In order to become commercially viable, sodium-ion batteries need to deliver long cycle life with good capacity and energy density while still ensuring safety. Electrolyte plays a key role forming solid electrolyte interphase (SEI) layers at low potential, which affects the thermal stability and cycle life of the anode materials under consideration. In this study, an ether-based non-flammable electrolyte, 1 M NaBF4 in tetraglyme, is tested for sodium storage using a non-carbonaceous anode material Na2Ti3O7/C, and the results are compared with those obtained with the popularly used carbonate-based electrolyte, 1 M NaClO4 in ethylene carbonate (EC) and propylene carbonate (PC) (v/v = 1:1). The Na2Ti3O7/C versus Na cells using 1 M NaBF4 in tetraglyme show a much higher first cycle Coulombic efficiency (73%) than those using 1 M NaClO4 in EC/PC (33%). Thermal stability studies using differential scanning calorimetry (DSC) conclusively show that Na2Ti3O7/C electrodes cycled with 1 M NaBF4 in tetraglyme are more thermally stable than the one cycled with 1 M NaClO4 in EC/PC. Further investigations on the formation of SEI layers were performed using attenuated total reflection–Fourier transform infrared spectroscopy, field-emission scanning electron microscopy, transmission electron microscopy, energy-dispersive X-ray spectroscopy, electrochemical impedance spectroscopy, and DSC studies. These studies unambiguously demonstrate that the SEI formed on Na2Ti3O7/C using 1 M NaBF4 in tetraglyme is not only less resistive but also more stable than the SEI formed using 1 M NaClO4 in EC/PC.

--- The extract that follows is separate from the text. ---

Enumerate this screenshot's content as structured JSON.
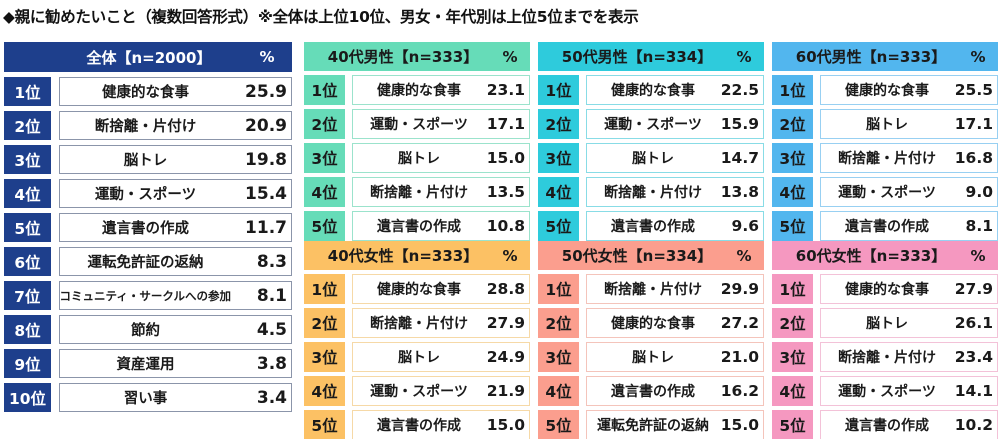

“Key Design Considerations for Synthesis of Mesoporous α-Li3V2(PO4)3/C for High Power Lithium Batteries”, H.S. Lee, R. Vishwanathan, K. Saravanan, N. Mangayarkarasi, M. Law, C. Wang, A. Tripathi and P. Balaya, Electrochimica Acta, 2021,10-1016-137831 [DOI:10.1039/137831]

Abstract

In this article, we propose key design criteria to synthesis carbon coated α-Li3V2(PO4)3 positive electrode material for high power lithium batteries. A facile and scalable one-pot soft template method is adopted to synthesize α-Li3V2(PO4)3/C (LVP/C), which exhibits unique morphology of micron-size mesoporous secondary particles comprising interconnected primary nanoparticles showing good storage and rate performances with long cycle life. This cathode material displays high discharge capacities of 178, 90 and 59 mAh.g−1 at 0.1C, 30C and 80C, respectively. The mesoporous LVP/C with a 3D lithium diffusion network exhibits better rate performance (90 mAh.g−1 at 30C) as compared to the known phosphate, silicate or oxide cathode materials for lithium-ion batteries (LIBs). In addition, LVP/C electrode material retains 80% (at 1C) and 100% (at 20C) of its initial capacity after 1,000 cycles. The phase transitions during delitiation/litiation are discussed at different cutoff voltages, corresponding to the number of moles of lithium involved in the redox reactions. The reversibility of electrochemical extraction/insertion processes are confirmed using operando XRD measurements. Observed storage performances can be attributed not only to high crystallinity of LVP/C calcined at 800°C for 6 h; also to the unique mesoporous architecture of this carbon coated cathode material forming high packing density during the soft template synthesis. Obtained dense packed mesoporous architecture of LVP/C allows favourable (i) electrolyte wettability for lithium-incorporation from the electrolyte and (ii) long electronic wiring by the well-connected carbon coating towards the current collector.